Les chercheurs anglais veulent fabriquer des embryons à partir de cellules humaines et d'ovocytes de vache.



Un laboratoire de recherche en biotechnologie ressemble souvent à une cuisine des années 1950. Celui de Stephen Minger, au King's College de Londres, qui a beau se consacrer au domaine futuriste des thérapies cellulaires, ne déroge pas à la règle, avec ses placards rouges et jaunes, ses incubateurs pareils à des fours métallisés blancs et ses frigidaires à la peinture écaillée.
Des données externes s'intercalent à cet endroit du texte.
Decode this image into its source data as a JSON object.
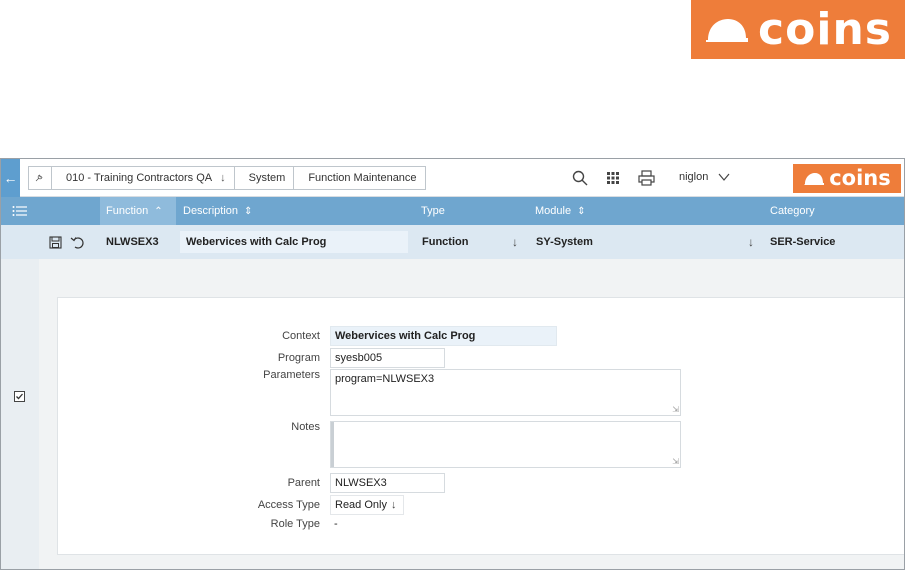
{
  "brand": {
    "name": "coins",
    "color": "#ee7d3a"
  },
  "toolbar": {
    "back_icon": "arrow-left-icon",
    "tools_icon": "wrench-icon",
    "breadcrumbs": [
      "010 - Training Contractors QA",
      "System",
      "Function Maintenance"
    ],
    "user": "niglon"
  },
  "grid": {
    "columns": [
      "Function",
      "Description",
      "Type",
      "Module",
      "Category"
    ],
    "row": {
      "function": "NLWSEX3",
      "description": "Webervices with Calc Prog",
      "type": "Function",
      "module": "SY-System",
      "category": "SER-Service"
    }
  },
  "detail": {
    "context_label": "Context",
    "context_value": "Webervices with Calc Prog",
    "program_label": "Program",
    "program_value": "syesb005",
    "parameters_label": "Parameters",
    "parameters_value": "program=NLWSEX3",
    "notes_label": "Notes",
    "notes_value": "",
    "parent_label": "Parent",
    "parent_value": "NLWSEX3",
    "access_type_label": "Access Type",
    "access_type_value": "Read Only",
    "role_type_label": "Role Type",
    "role_type_value": "-"
  }
}
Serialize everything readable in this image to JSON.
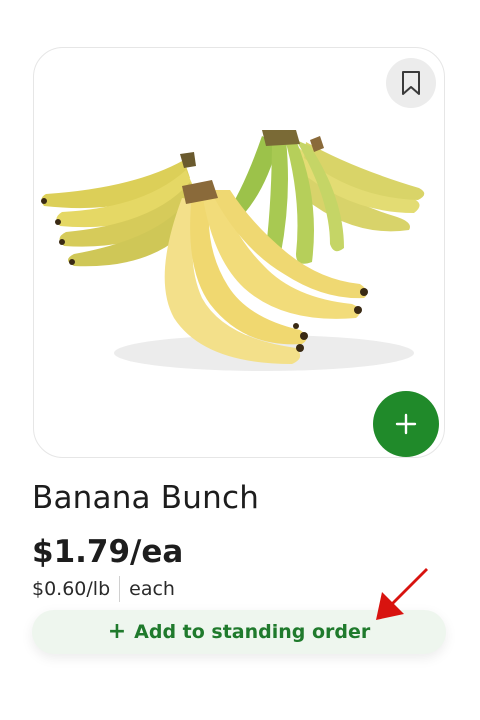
{
  "product": {
    "name": "Banana Bunch",
    "price": "$1.79/ea",
    "unit_price": "$0.60/lb",
    "unit_type": "each",
    "image_subject": "bunches of yellow and green bananas"
  },
  "actions": {
    "bookmark_icon": "bookmark-icon",
    "add_icon": "plus-icon",
    "standing_order_plus": "+",
    "standing_order_label": "Add to standing order"
  },
  "colors": {
    "accent_green": "#208a2a",
    "standing_order_bg": "#eef6ee",
    "standing_order_text": "#1f7a2c",
    "annotation_arrow": "#d8130f"
  }
}
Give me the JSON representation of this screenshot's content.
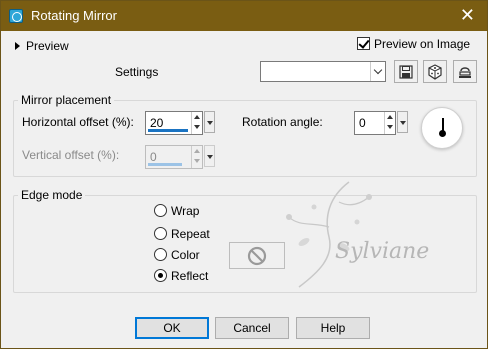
{
  "window": {
    "title": "Rotating Mirror"
  },
  "preview": {
    "label": "Preview",
    "preview_on_image_label": "Preview on Image",
    "preview_on_image_checked": true
  },
  "settings": {
    "label": "Settings",
    "value": ""
  },
  "mirror_placement": {
    "group_label": "Mirror placement",
    "horizontal_offset_label": "Horizontal offset (%):",
    "horizontal_offset_value": "20",
    "vertical_offset_label": "Vertical offset (%):",
    "vertical_offset_value": "0",
    "rotation_angle_label": "Rotation angle:",
    "rotation_angle_value": "0"
  },
  "edge_mode": {
    "group_label": "Edge mode",
    "options": [
      "Wrap",
      "Repeat",
      "Color",
      "Reflect"
    ],
    "selected": "Reflect"
  },
  "buttons": {
    "ok": "OK",
    "cancel": "Cancel",
    "help": "Help"
  },
  "watermark": {
    "text": "Sylviane"
  },
  "colors": {
    "titlebar": "#7a5d12",
    "accent": "#0078d7"
  }
}
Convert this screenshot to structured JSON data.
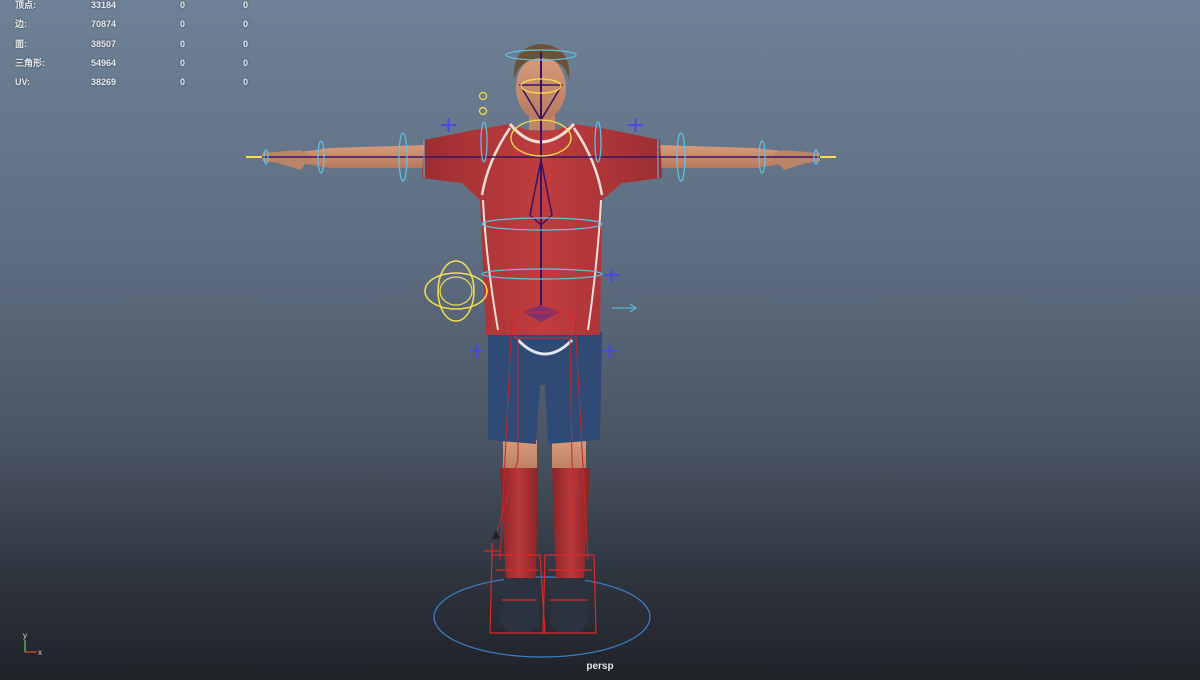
{
  "heads_up_display": {
    "rows": [
      {
        "label": "顶点:",
        "value": "33184",
        "a": "0",
        "b": "0"
      },
      {
        "label": "边:",
        "value": "70874",
        "a": "0",
        "b": "0"
      },
      {
        "label": "面:",
        "value": "38507",
        "a": "0",
        "b": "0"
      },
      {
        "label": "三角形:",
        "value": "54964",
        "a": "0",
        "b": "0"
      },
      {
        "label": "UV:",
        "value": "38269",
        "a": "0",
        "b": "0"
      }
    ]
  },
  "viewport": {
    "camera_label": "persp",
    "axis_labels": {
      "y": "y",
      "x": "x"
    }
  },
  "colors": {
    "background_top": "#6f8196",
    "background_bottom": "#202228",
    "shirt": "#b3383a",
    "shorts": "#2e4a75",
    "skin": "#c98a6c",
    "control_cyan": "#5fc4e8",
    "control_yellow": "#f4e04d",
    "control_red": "#e0262a",
    "control_blue": "#4a4ae0",
    "joint_dark": "#3b1260"
  }
}
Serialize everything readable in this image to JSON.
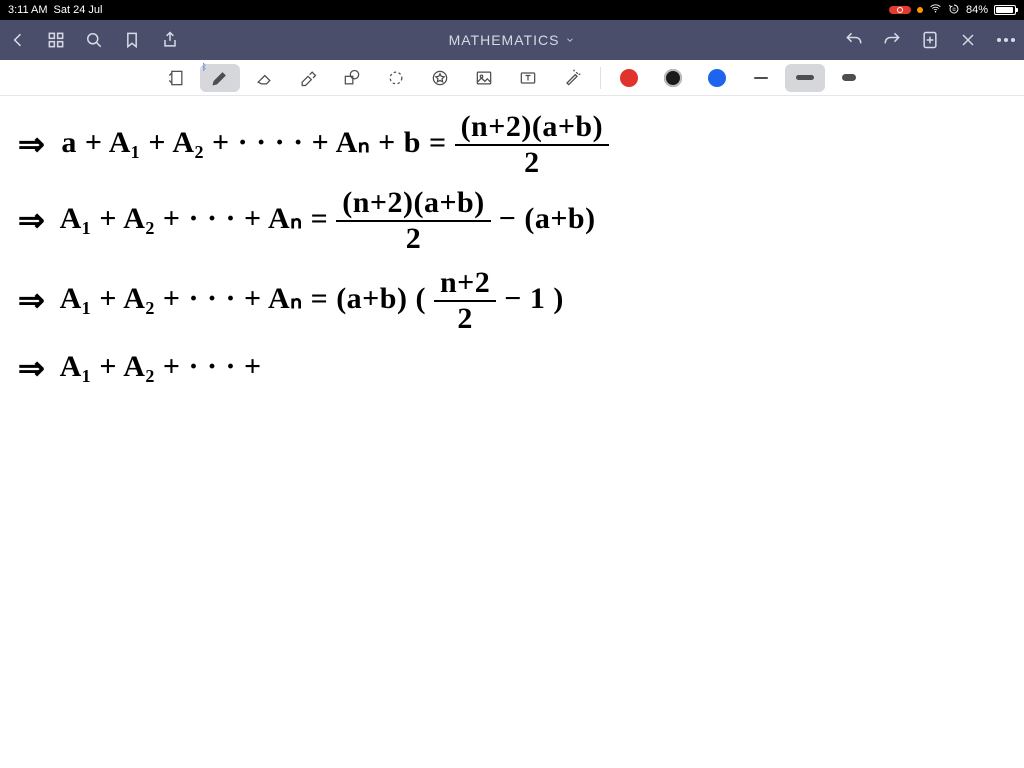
{
  "status": {
    "time": "3:11 AM",
    "date": "Sat 24 Jul",
    "battery_pct": "84%"
  },
  "header": {
    "title": "MATHEMATICS"
  },
  "toolbar": {
    "tools": {
      "page": "page-view",
      "pen": "pen",
      "eraser": "eraser",
      "highlighter": "highlighter",
      "shapes": "shapes",
      "lasso": "lasso",
      "favorites": "favorites",
      "image": "image-insert",
      "text": "text-box",
      "laser": "laser-pointer"
    },
    "colors": {
      "red": "#e0332c",
      "black": "#1b1b1d",
      "blue": "#1f64ef"
    },
    "selected_tool": "pen",
    "selected_color": "black",
    "selected_thickness": "medium"
  },
  "handwriting": {
    "line1_lhs": "a + A₁ + A₂ + · · · · + Aₙ + b  =",
    "line1_frac_top": "(n+2)(a+b)",
    "line1_frac_bot": "2",
    "line2_lhs": "A₁ + A₂ + · · · + Aₙ  =",
    "line2_frac_top": "(n+2)(a+b)",
    "line2_frac_bot": "2",
    "line2_tail": "−  (a+b)",
    "line3_lhs": "A₁ + A₂ + · · · + Aₙ  =  (a+b) (",
    "line3_frac_top": "n+2",
    "line3_frac_bot": "2",
    "line3_tail": "− 1 )",
    "line4": "A₁ + A₂ + · · · +"
  }
}
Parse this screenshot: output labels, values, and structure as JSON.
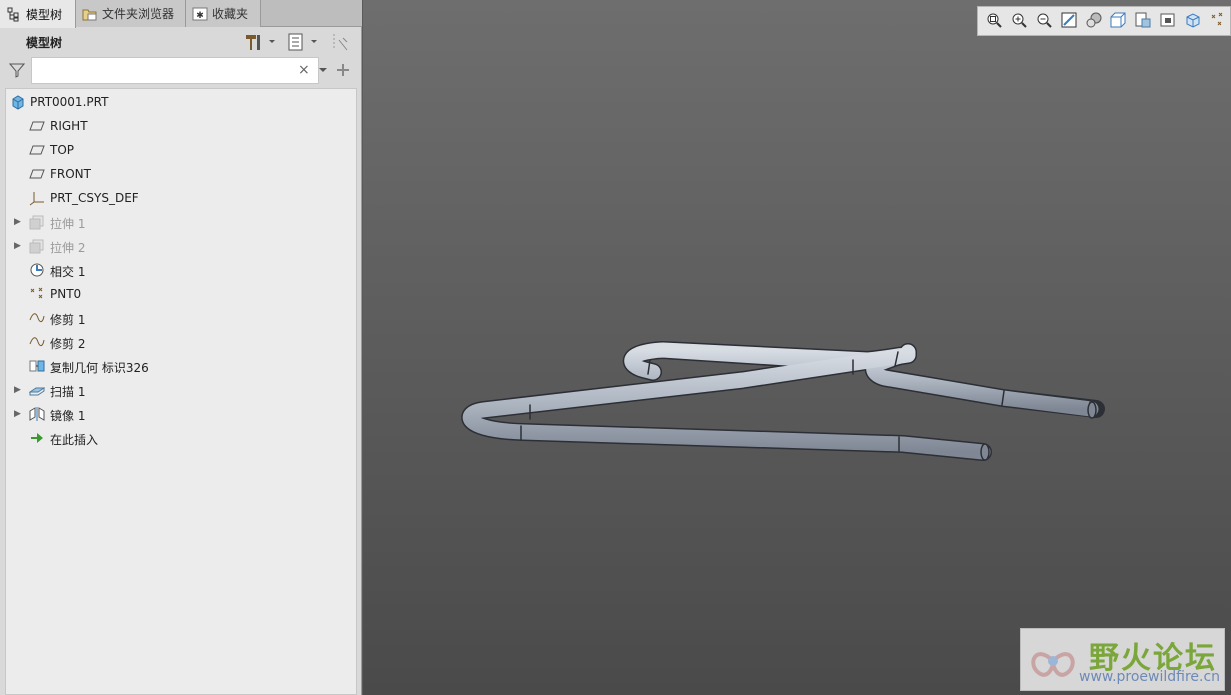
{
  "tabs": [
    {
      "label": "模型树",
      "icon": "model-tree-icon",
      "active": true
    },
    {
      "label": "文件夹浏览器",
      "icon": "folder-browser-icon",
      "active": false
    },
    {
      "label": "收藏夹",
      "icon": "favorites-icon",
      "active": false
    }
  ],
  "panel": {
    "title": "模型树"
  },
  "search": {
    "value": "",
    "clear_glyph": "×"
  },
  "tree": [
    {
      "label": "PRT0001.PRT",
      "icon": "part-icon",
      "level": 0,
      "expandable": false,
      "dim": false
    },
    {
      "label": "RIGHT",
      "icon": "datum-plane-icon",
      "level": 1,
      "expandable": false,
      "dim": false
    },
    {
      "label": "TOP",
      "icon": "datum-plane-icon",
      "level": 1,
      "expandable": false,
      "dim": false
    },
    {
      "label": "FRONT",
      "icon": "datum-plane-icon",
      "level": 1,
      "expandable": false,
      "dim": false
    },
    {
      "label": "PRT_CSYS_DEF",
      "icon": "coordinate-system-icon",
      "level": 1,
      "expandable": false,
      "dim": false
    },
    {
      "label": "拉伸 1",
      "icon": "extrude-icon",
      "level": 1,
      "expandable": true,
      "dim": true
    },
    {
      "label": "拉伸 2",
      "icon": "extrude-icon",
      "level": 1,
      "expandable": true,
      "dim": true
    },
    {
      "label": "相交 1",
      "icon": "intersect-icon",
      "level": 1,
      "expandable": false,
      "dim": false
    },
    {
      "label": "PNT0",
      "icon": "datum-point-icon",
      "level": 1,
      "expandable": false,
      "dim": false
    },
    {
      "label": "修剪 1",
      "icon": "curve-icon",
      "level": 1,
      "expandable": false,
      "dim": false
    },
    {
      "label": "修剪 2",
      "icon": "curve-icon",
      "level": 1,
      "expandable": false,
      "dim": false
    },
    {
      "label": "复制几何 标识326",
      "icon": "copy-geometry-icon",
      "level": 1,
      "expandable": false,
      "dim": false
    },
    {
      "label": "扫描 1",
      "icon": "sweep-icon",
      "level": 1,
      "expandable": true,
      "dim": false
    },
    {
      "label": "镜像 1",
      "icon": "mirror-icon",
      "level": 1,
      "expandable": true,
      "dim": false
    },
    {
      "label": "在此插入",
      "icon": "insert-here-icon",
      "level": 1,
      "expandable": false,
      "dim": false
    }
  ],
  "view_toolbar": [
    "refit-icon",
    "zoom-in-icon",
    "zoom-out-icon",
    "repaint-icon",
    "display-style-icon",
    "saved-orientations-icon",
    "view-manager-icon",
    "perspective-icon",
    "section-icon",
    "datum-display-icon"
  ],
  "watermark": {
    "title": "野火论坛",
    "url": "www.proewildfire.cn"
  },
  "colors": {
    "viewport_top": "#6e6e6e",
    "viewport_bottom": "#4a4a4a",
    "tube": "#aeb6c2",
    "panel": "#ececec"
  }
}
Sur les plans de travail, des boîtes de pétri, des éprouvettes, des micro-scopes et des pipettes nous soufflent que l'alchimie locale n'a pas grand-chose à voir avec l'ancestral boeuf britannique bouilli aux petits pois. Ici, avec son équipe, une des meilleures au monde dans son domaine, Stephen, un colosse d'origine californienne - en atteste sa queue de cheval tressée -, s'est fixé comme objectif fou de créer des embryons hybrides homme-bovin - des cybrides - à partir d'une cellule humaine et d'un ovocyte de vache.